In the accompanying manuscript Saul (1998) points out that a model of within-host malaria population dynamics (Anderson, May & Gupta, 1989) can exhibit unrealistically large growth rates. He suggests that this error can be avoided by replacing the parameter r, which is the number of merozoites produced by each parasite at schizogony, with the value ln (r)+1. This substitution does not, however, address the true underlying problem with the model, namely that whilst in reality there is small variation in the distribution of Plasmodium spp. life-spans, the use of the constant rate α assumes an exponential, and hence much more variable, distribution. This can allow the population to increase, over the time period of the average life-span (48 h in the case of Plasmodium falciparum), by factors considerably larger than r. Saul identifies this assumption as unrealistic in terms of the biology of malaria, but it is not remedied in the proposed model.
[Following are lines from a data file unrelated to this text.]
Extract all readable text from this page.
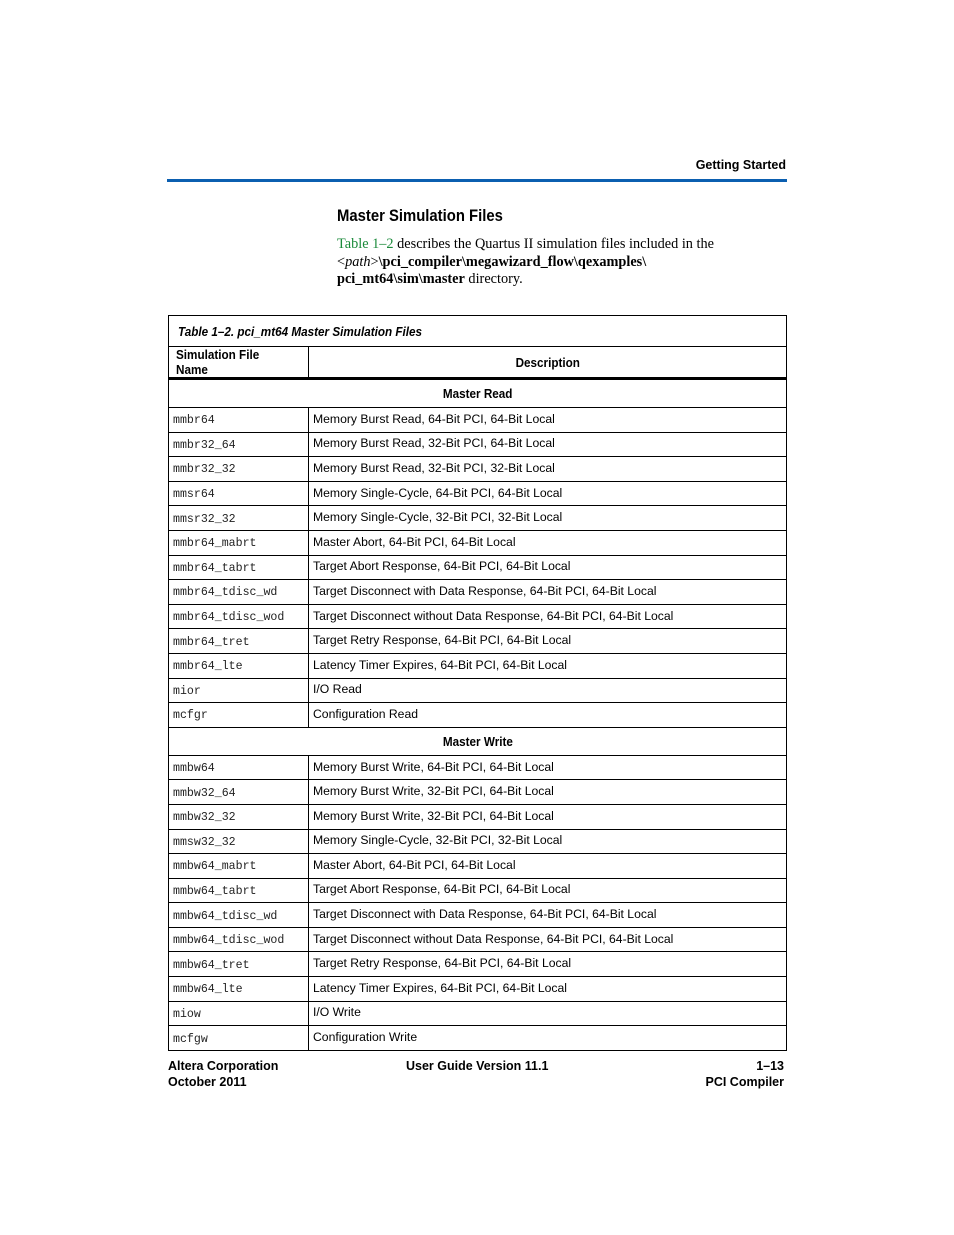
Getting Started
Master Simulation Files
Table 1–2 describes the Quartus II simulation files included in the <path>\pci_compiler\megawizard_flow\qexamples\ pci_mt64\sim\master directory.
Table 1–2. pci_mt64 Master Simulation Files	
Simulation File Name	Description
Master Read	
mmbr64	Memory Burst Read, 64-Bit PCI, 64-Bit Local
mmbr32_64	Memory Burst Read, 32-Bit PCI, 64-Bit Local
mmbr32_32	Memory Burst Read, 32-Bit PCI, 32-Bit Local
mmsr64	Memory Single-Cycle, 64-Bit PCI, 64-Bit Local
mmsr32_32	Memory Single-Cycle, 32-Bit PCI, 32-Bit Local
mmbr64_mabrt	Master Abort, 64-Bit PCI, 64-Bit Local
mmbr64_tabrt	Target Abort Response, 64-Bit PCI, 64-Bit Local
mmbr64_tdisc_wd	Target Disconnect with Data Response, 64-Bit PCI, 64-Bit Local
mmbr64_tdisc_wod	Target Disconnect without Data Response, 64-Bit PCI, 64-Bit Local
mmbr64_tret	Target Retry Response, 64-Bit PCI, 64-Bit Local
mmbr64_lte	Latency Timer Expires, 64-Bit PCI, 64-Bit Local
mior	I/O Read
mcfgr	Configuration Read
Master Write	
mmbw64	Memory Burst Write, 64-Bit PCI, 64-Bit Local
mmbw32_64	Memory Burst Write, 32-Bit PCI, 64-Bit Local
mmbw32_32	Memory Burst Write, 32-Bit PCI, 64-Bit Local
mmsw32_32	Memory Single-Cycle, 32-Bit PCI, 32-Bit Local
mmbw64_mabrt	Master Abort, 64-Bit PCI, 64-Bit Local
mmbw64_tabrt	Target Abort Response, 64-Bit PCI, 64-Bit Local
mmbw64_tdisc_wd	Target Disconnect with Data Response, 64-Bit PCI, 64-Bit Local
mmbw64_tdisc_wod	Target Disconnect without Data Response, 64-Bit PCI, 64-Bit Local
mmbw64_tret	Target Retry Response, 64-Bit PCI, 64-Bit Local
mmbw64_lte	Latency Timer Expires, 64-Bit PCI, 64-Bit Local
miow	I/O Write
mcfgw	Configuration Write
Altera Corporation
October 2011
User Guide Version 11.1	1–13
PCI Compiler
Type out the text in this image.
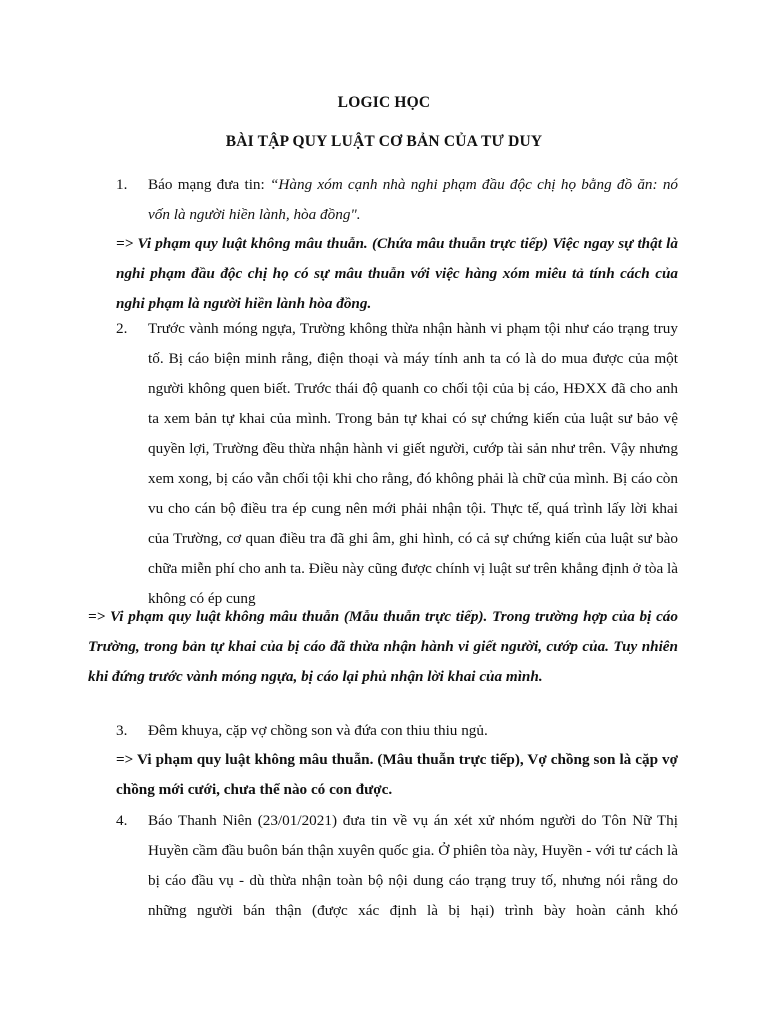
LOGIC HỌC
BÀI TẬP QUY LUẬT CƠ BẢN CỦA TƯ DUY
1.	Báo mạng đưa tin: “Hàng xóm cạnh nhà nghi phạm đầu độc chị họ bằng đồ ăn: nó vốn là người hiền lành, hòa đồng".
=> Vi phạm quy luật không mâu thuẫn. (Chứa mâu thuẫn trực tiếp) Việc ngay sự thật là nghi phạm đầu độc chị họ có sự mâu thuẫn với việc hàng xóm miêu tả tính cách của nghi phạm là người hiền lành hòa đồng.
2.	Trước vành móng ngựa, Trường không thừa nhận hành vi phạm tội như cáo trạng truy tố. Bị cáo biện minh rằng, điện thoại và máy tính anh ta có là do mua được của một người không quen biết. Trước thái độ quanh co chối tội của bị cáo, HĐXX đã cho anh ta xem bản tự khai của mình. Trong bản tự khai có sự chứng kiến của luật sư bảo vệ quyền lợi, Trường đều thừa nhận hành vi giết người, cướp tài sản như trên. Vậy nhưng xem xong, bị cáo vẫn chối tội khi cho rằng, đó không phải là chữ của mình. Bị cáo còn vu cho cán bộ điều tra ép cung nên mới phải nhận tội. Thực tế, quá trình lấy lời khai của Trường, cơ quan điều tra đã ghi âm, ghi hình, có cả sự chứng kiến của luật sư bào chữa miễn phí cho anh ta. Điều này cũng được chính vị luật sư trên khẳng định ở tòa là không có ép cung
=> Vi phạm quy luật không mâu thuẫn (Mẫu thuẫn trực tiếp). Trong trường hợp của bị cáo Trường, trong bản tự khai của bị cáo đã thừa nhận hành vi giết người, cướp của. Tuy nhiên khi đứng trước vành móng ngựa, bị cáo lại phủ nhận lời khai của mình.
3.	Đêm khuya, cặp vợ chồng son và đứa con thiu thiu ngủ.
=> Vi phạm quy luật không mâu thuẫn. (Mâu thuẫn trực tiếp), Vợ chồng son là cặp vợ chồng mới cưới, chưa thể nào có con được.
4.	Báo Thanh Niên (23/01/2021) đưa tin về vụ án xét xử nhóm người do Tôn Nữ Thị Huyền cầm đầu buôn bán thận xuyên quốc gia. Ở phiên tòa này, Huyền - với tư cách là bị cáo đầu vụ - dù thừa nhận toàn bộ nội dung cáo trạng truy tố, nhưng nói rằng do những người bán thận (được xác định là bị hại) trình bày hoàn cảnh khó
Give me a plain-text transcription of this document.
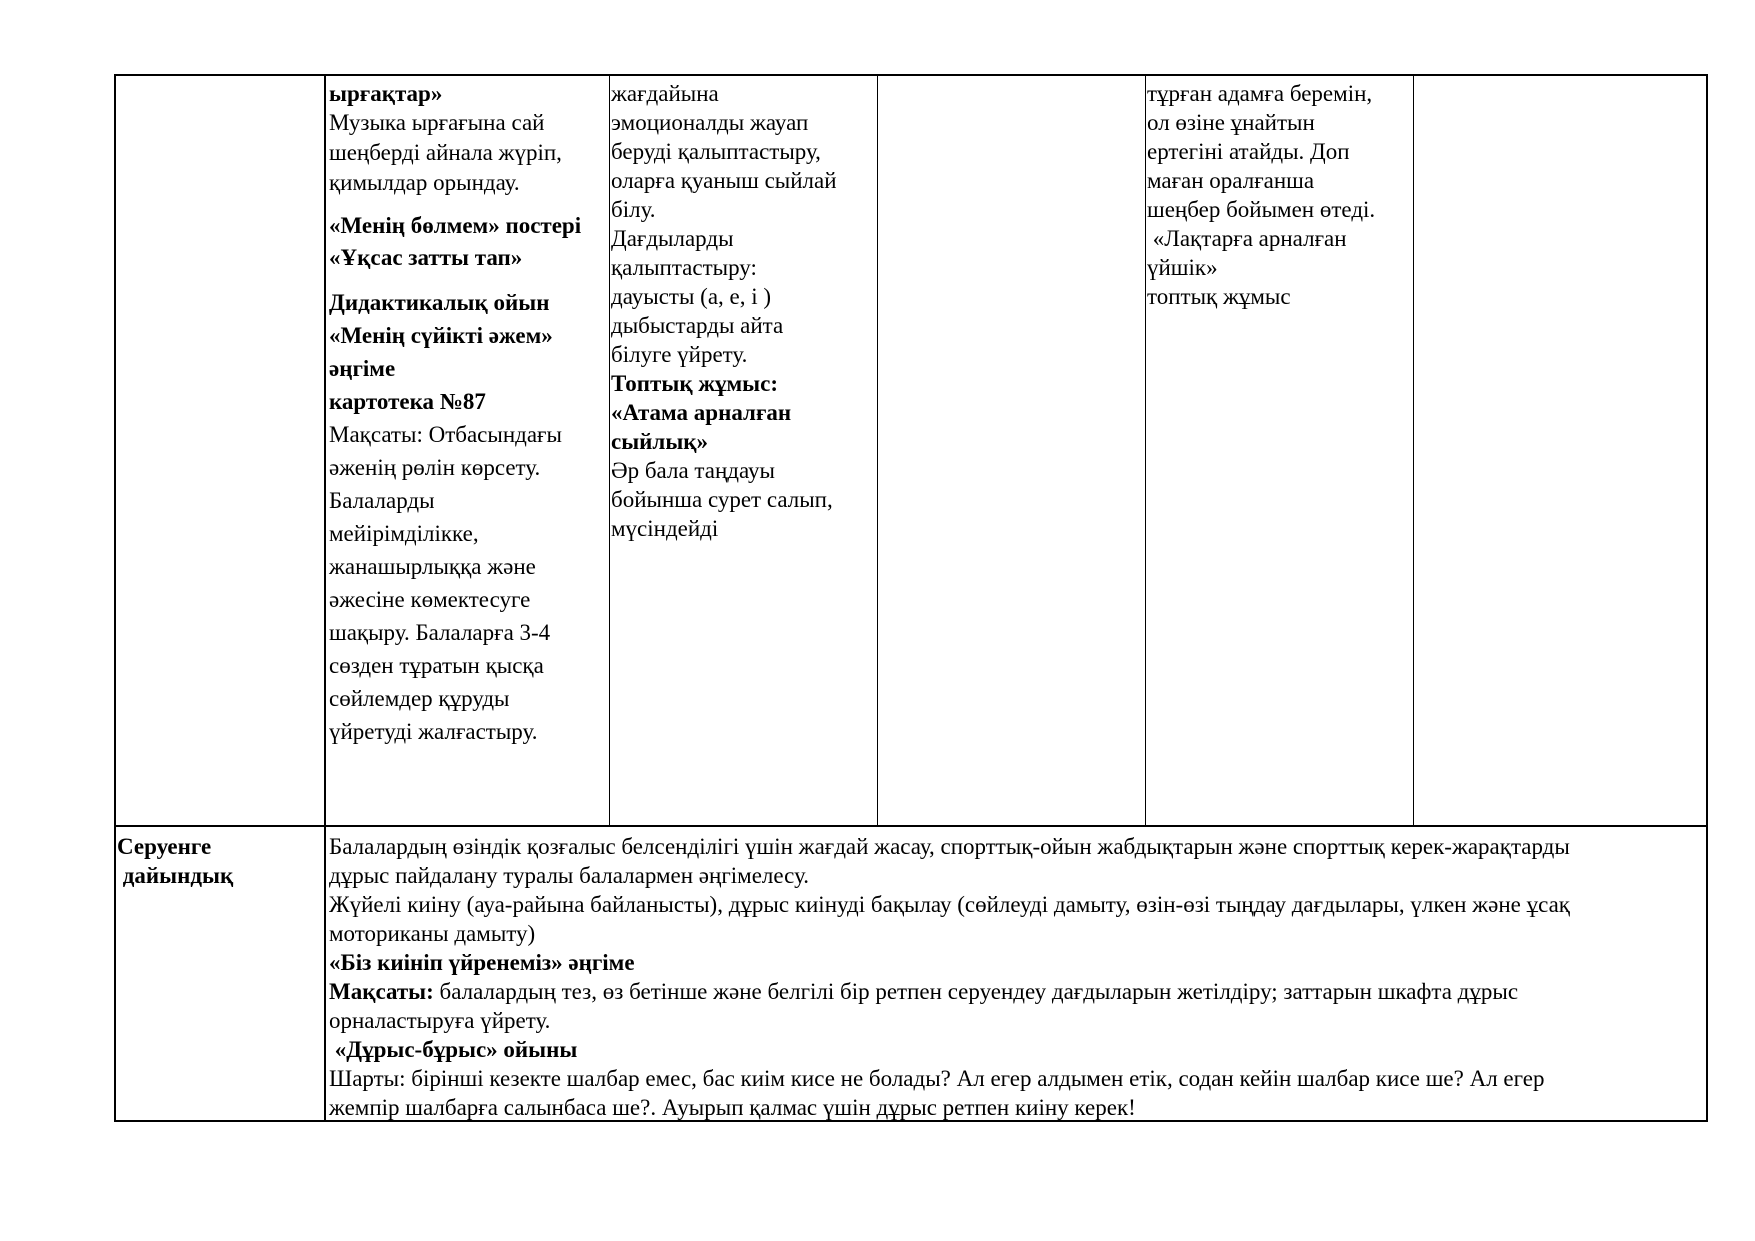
ырғақтар»
Музыка ырғағына сай
шеңберді айнала жүріп,
қимылдар орындау.
«Менің бөлмем» постері
«Ұқсас затты тап»
Дидактикалық ойын
«Менің сүйікті әжем»
әңгіме
картотека №87
Мақсаты: Отбасындағы
әженің рөлін көрсету.
Балаларды
мейірімділікке,
жанашырлыққа және
әжесіне көмектесуге
шақыру. Балаларға 3-4
сөзден тұратын қысқа
сөйлемдер құруды
үйретуді жалғастыру.
жағдайына
эмоционалды жауап
беруді қалыптастыру,
оларға қуаныш сыйлай
білу.
Дағдыларды
қалыптастыру:
дауысты (а, е, і )
дыбыстарды айта
білуге үйрету.
Топтық жұмыс:
«Атама арналған
сыйлық»
Әр бала таңдауы
бойынша сурет салып,
мүсіндейді
тұрған адамға беремін,
ол өзіне ұнайтын
ертегіні атайды. Доп
маған оралғанша
шеңбер бойымен өтеді.
«Лақтарға арналған
үйшік»
топтық жұмыс
Серуенге
дайындық
Балалардың өзіндік қозғалыс белсенділігі үшін жағдай жасау, спорттық-ойын жабдықтарын және спорттық керек-жарақтарды
дұрыс пайдалану туралы балалармен әңгімелесу.
Жүйелі киіну (ауа-райына байланысты), дұрыс киінуді бақылау (сөйлеуді дамыту, өзін-өзі тыңдау дағдылары, үлкен және ұсақ
моториканы дамыту)
«Біз киініп үйренеміз» әңгіме
Мақсаты: балалардың тез, өз бетінше және белгілі бір ретпен серуендеу дағдыларын жетілдіру; заттарын шкафта дұрыс
орналастыруға үйрету.
«Дұрыс-бұрыс» ойыны
Шарты: бірінші кезекте шалбар емес, бас киім кисе не болады? Ал егер алдымен етік, содан кейін шалбар кисе ше? Ал егер
жемпір шалбарға салынбаса ше?. Ауырып қалмас үшін дұрыс ретпен киіну керек!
Within the structure of the original model there are two ways of addressing the growth rate problem. Firstly, the ‘growth constant’ r can be replaced by the value ln (r)+1, so that if all parasites reinvade, the model increases by a factor r over 1 generation. As pointed out by Saul, this is an artificial device since it means that each parasite produces a reduced number of merozoites. Alternatively, a parasite can produce the observed number of merozoites, r, many of which do not reinvade. This is the situation in the original paper and Gravenor, McLean & Kwiatkowski (1995). In these papers the model does grow at a reasonable rate because the parameter β is estimated directly from observed growth rates. These points, however, are only an aside. Both the original and Saul's modified model can grow at the same rate and they both have the same distributional assumptions concerning parasite life-span.